Investigations into penicillin allergy have revealed that up to 50% of patients may have inaccurate penicillin allergy labels in electronic medical records, making this a pressing issue.

This latest study was authored by Sara Fransson, from the Department of Dermatology and Allergy at Copenhagen University Hospital – Herlev and Gentofte in Denmark.

The primary aim of the research was to investigate the degree of match/mismatch between penicillin allergy labels in hospital and primary care EMR systems in patients who had undergone penicillin allergy investigation in a hospital allergy clinic.

The secondary objective was to examine the associations between various factors such as sex, type of reaction, age, general practitioner changes, and allergy investigation results, and the mismatch of labels.

The team used participants aged 18 years and above who were tested for allergies to penicillin at the Allergy Clinic, Gentofte Hospital between 2017 – 2019. Drug provocation tests were done using different penicillin types, and the results were recorded in the hospital’s electronic medical records.

Data regarding admissions, allergy labels, and current general practitioners were gathered from individual electronic medical records. It was discovered that there was a lack of standardized communication and formats for discharge letters and allergy labels in primary care.
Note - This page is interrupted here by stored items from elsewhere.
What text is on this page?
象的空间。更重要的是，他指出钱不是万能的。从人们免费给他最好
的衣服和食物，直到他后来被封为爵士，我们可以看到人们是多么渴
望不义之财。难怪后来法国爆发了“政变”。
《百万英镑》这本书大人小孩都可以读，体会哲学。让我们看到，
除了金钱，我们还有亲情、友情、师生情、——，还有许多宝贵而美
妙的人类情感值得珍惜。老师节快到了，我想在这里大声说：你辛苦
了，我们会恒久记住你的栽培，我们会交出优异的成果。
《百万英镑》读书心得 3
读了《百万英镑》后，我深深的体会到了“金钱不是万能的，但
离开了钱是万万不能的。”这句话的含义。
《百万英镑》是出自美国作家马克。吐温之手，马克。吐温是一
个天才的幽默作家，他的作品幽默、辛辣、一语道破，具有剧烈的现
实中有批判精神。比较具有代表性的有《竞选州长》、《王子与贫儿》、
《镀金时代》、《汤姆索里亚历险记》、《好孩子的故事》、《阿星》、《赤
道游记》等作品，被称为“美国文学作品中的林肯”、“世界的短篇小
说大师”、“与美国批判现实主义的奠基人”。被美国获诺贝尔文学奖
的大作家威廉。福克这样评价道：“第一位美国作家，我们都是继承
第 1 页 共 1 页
The team sent a letter explaining the study protocol to GP clinics, and data was gathered through phone calls or secure emails. Allergy labels were considered to be a match if the third anatomical therapeutic chemical classification level matched, indicating any type of penicillin allergy registration in the records.

A logistic regression analysis was done to identify factors associated with the mismatch between testing results and GP clinic labels. Overall, a total of 849 individuals from 390 different GP clinics were identified, and data was obtained for 60% of the participants from 255 clinics.

Among the participants, 15.1% were found to have had confirmed penicillin allergy, while 84.9% had their penicillin allergy disproved. Confirmation rates for penicillin allergy were found to be 9% for males and 17% for females.

In the study, the research team reported that 26.0% of those with confirmed penicillin allergy were found not to have an allergy label in their primary care records, while 21.4% of patients with disproved allergy still had an incorrect label.

The odds of having a mismatch in the GP clinic were lower for males and for those with 3 or more admissions to hospitals since allergy testing. Sex, index reaction type, age, results of drug provocation test, GP changes, and number of GPs in the GP clinic did not show any association with the mismatch.

The researchers called for improvements in communication between healthcare sectors, such as follow-up phone calls, involvement of community pharmacists, or drug allergy passports, which have been suggested to improve communication.

In conclusion, this study demonstrates the need for greater consistency and standardization in allergy testing and labeling. Clinicians must be vigilant when working with patients who have a penicillin allergy, as an incorrect label can have negative consequences for patient health and wellbeing.